Exclusive Recipe: Roasted Duck Breast With Peppered Plum Sauce

An exclusive look at the delish duck recipe created for Fiddlehead 2010 Lollapalooza Pinot Noir by Babette’s Kitchen.

Roasted Duck Breast With Peppered Plum Sauce

Courtesy of Babette’s Kitchen



  • 3 tablespoons olive oil
  • 4 firm Pluot plums (or any other tart plum; about 1 pound)
  • 1/2 cup honey
  • 1 cup Fiddlehead Pinot Noir
  • 1 teaspoon freshly ground black pepper
  • 1 teaspoon ground nutmeg


  • 4 boneless duck breasts defrosted (skin on, if possible)
  • 1/4 cup honey mustard
  • freshly ground black pepper
  • 1 lemon, thinly sliced, for garnish


Preheat oven to 450 F.

Sauce: Slice 4 plums (skin on) into 1/2 inch slices (reserve 1 sliced plum). Sauté 3 sliced plums over medium-high heat for 2-4 minutes (until plums begin to soften). Stir and continue to cook until mixture begins to thicken (about 4-6 minutes) then stir in remaining sliced plum and remove from heat.
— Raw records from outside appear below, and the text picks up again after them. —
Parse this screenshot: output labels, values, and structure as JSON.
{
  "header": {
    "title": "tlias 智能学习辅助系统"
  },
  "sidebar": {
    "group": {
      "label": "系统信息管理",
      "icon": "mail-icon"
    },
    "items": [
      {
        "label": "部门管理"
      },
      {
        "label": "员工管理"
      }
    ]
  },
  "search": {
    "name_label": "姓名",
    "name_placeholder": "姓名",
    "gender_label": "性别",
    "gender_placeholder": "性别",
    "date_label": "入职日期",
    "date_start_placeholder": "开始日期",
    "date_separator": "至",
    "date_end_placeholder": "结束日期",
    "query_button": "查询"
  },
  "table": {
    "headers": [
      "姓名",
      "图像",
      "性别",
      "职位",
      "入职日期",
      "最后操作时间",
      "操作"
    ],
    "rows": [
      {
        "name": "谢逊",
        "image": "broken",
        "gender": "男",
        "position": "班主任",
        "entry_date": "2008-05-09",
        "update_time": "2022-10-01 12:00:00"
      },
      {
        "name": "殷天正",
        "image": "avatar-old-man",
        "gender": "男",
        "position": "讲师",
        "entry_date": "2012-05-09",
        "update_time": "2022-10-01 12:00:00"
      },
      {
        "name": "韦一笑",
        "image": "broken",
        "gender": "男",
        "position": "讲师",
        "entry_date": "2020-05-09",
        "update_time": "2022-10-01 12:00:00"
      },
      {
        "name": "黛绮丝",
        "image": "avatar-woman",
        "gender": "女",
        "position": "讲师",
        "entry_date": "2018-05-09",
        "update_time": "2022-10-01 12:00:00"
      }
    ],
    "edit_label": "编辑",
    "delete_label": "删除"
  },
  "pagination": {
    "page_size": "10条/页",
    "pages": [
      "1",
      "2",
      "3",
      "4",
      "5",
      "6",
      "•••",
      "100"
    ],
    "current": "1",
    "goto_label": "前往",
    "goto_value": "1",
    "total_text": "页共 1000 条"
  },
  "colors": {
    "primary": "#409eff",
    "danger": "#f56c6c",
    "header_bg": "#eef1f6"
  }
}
Duck: Lightly brush entire duck breast with mustard and ground black pepper. Place breasts, skin side up, on a cookie sheet with sides in the oven. Roast breasts for 8-10 minutes, without turning (internal temperature 150-160F). Let breasts rest 5 minutes before slicing. Heat sauce and place on a serving platter. Slice duck breasts and arrange over the plum sauce. Garnish with sliced lemon and serve with fresh sweet corn, sautéed spinach and a salad.